Qualifications and Experience

• Education: Bachelor’s or Master’s degree in Computer Science, Cybersecurity, or a related field.
• Experience: 10–15 years of progressive experience in cybersecurity, with at least 10 years leading security architecture and engineering functions in complex enterprise environments.
• Certifications: CISSP, CCSP, CISM, or relevant cloud security and architecture certifications preferred.
• Technical Expertise:
• Proven leadership in hybrid environments (on-premises Azure Cloud).
• Deep understanding of application, infrastructure, and cloud security architecture.
• Experience in AI/ML security, automation, continuous controls monitoring, Zero Trust, Identity and Access Management (IAM, PIM, MFA, SSO), and data protection frameworks.
• Proficiency with enterprise cybersecurity platforms such as Endpoint Protection Platforms (e.g., CrowdStrike, SentinelOne, Microsoft Defender), SIEM’s (e.g., Splunk, CrowdStrike Next-Gen SIEM, Microsoft Sentinel), and deception technologies.
• Proficiency with DevSecOps integration, infrastructure-as-code security, and automated compliance tooling.
• Experience with Cyber Threat Intelligence and Threat Hunting frameworks, processes, and platforms.
• Hands-on familiarity with SIEM, EDR/XDR, DLP, PKI, and vulnerability management solutions.
• Strong understanding of industry standards and frameworks (NIST, ISO 27001, CIS Controls).
• Experience working with global teams and managing cybersecurity initiatives across multiple regions and time zones.

Core Competencies

• Strategic Influence: Shapes cybersecurity technical direction and engages senior technology stakeholders in risk-aware decision-making.
• Technical Authority: Recognized as a trusted expert in secure architecture, engineering, and technology integration.
• Collaboration: Builds partnerships across IT and business domains and collaborates effectively with global colleagues.
• Innovation: Champions AI automation, continuous control enhancement, and secure-by-design innovation to improve resilience and efficiency.
• Communication: Simplifies complex cybersecurity concepts for executive and business audiences with clarity and precision.
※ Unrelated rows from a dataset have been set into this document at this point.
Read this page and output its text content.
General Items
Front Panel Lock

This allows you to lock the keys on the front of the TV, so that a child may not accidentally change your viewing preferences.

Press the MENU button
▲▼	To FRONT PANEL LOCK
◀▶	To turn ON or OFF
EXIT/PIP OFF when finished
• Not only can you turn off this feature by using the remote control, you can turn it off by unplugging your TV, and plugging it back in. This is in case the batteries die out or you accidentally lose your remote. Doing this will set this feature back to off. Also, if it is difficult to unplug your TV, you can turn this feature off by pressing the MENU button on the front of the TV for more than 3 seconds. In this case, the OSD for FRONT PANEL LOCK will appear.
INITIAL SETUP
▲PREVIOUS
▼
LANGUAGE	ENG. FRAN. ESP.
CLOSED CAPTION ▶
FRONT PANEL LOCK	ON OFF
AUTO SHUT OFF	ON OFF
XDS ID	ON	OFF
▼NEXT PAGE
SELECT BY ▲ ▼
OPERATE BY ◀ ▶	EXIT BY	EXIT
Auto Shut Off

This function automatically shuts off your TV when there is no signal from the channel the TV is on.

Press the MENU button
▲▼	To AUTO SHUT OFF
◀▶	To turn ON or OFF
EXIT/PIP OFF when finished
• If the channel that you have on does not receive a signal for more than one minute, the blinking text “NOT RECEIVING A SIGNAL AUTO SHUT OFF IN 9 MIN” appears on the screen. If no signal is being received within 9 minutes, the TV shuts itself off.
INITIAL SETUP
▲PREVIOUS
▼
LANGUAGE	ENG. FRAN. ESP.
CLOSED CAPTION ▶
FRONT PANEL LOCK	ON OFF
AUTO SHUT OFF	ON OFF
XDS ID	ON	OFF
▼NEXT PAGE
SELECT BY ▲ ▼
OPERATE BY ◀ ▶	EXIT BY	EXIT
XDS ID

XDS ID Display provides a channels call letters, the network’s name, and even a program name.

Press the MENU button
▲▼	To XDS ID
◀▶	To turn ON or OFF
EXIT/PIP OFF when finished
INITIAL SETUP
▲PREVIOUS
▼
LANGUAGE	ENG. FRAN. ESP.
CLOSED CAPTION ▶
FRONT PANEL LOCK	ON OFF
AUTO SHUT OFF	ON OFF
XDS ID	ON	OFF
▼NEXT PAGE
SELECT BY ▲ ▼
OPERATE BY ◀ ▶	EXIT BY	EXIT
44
Values & Culture Alignment

• Acts with non-negotiable integrity and maintains the highest professional standards.
• Demonstrates intellectual curiosity, seeking to continually advance the firm’s cybersecurity engineering posture.
• Embodies collaboration, transparency, and accountability in all engagements.
• Dedicated to protecting client trust through security excellence and proactive risk management.

Special Requirements

• Required to be onsite in primary office location (New York or Seattle) four days per week.
• Occasional after-hours or weekend support may be necessary for global collaboration or incident response.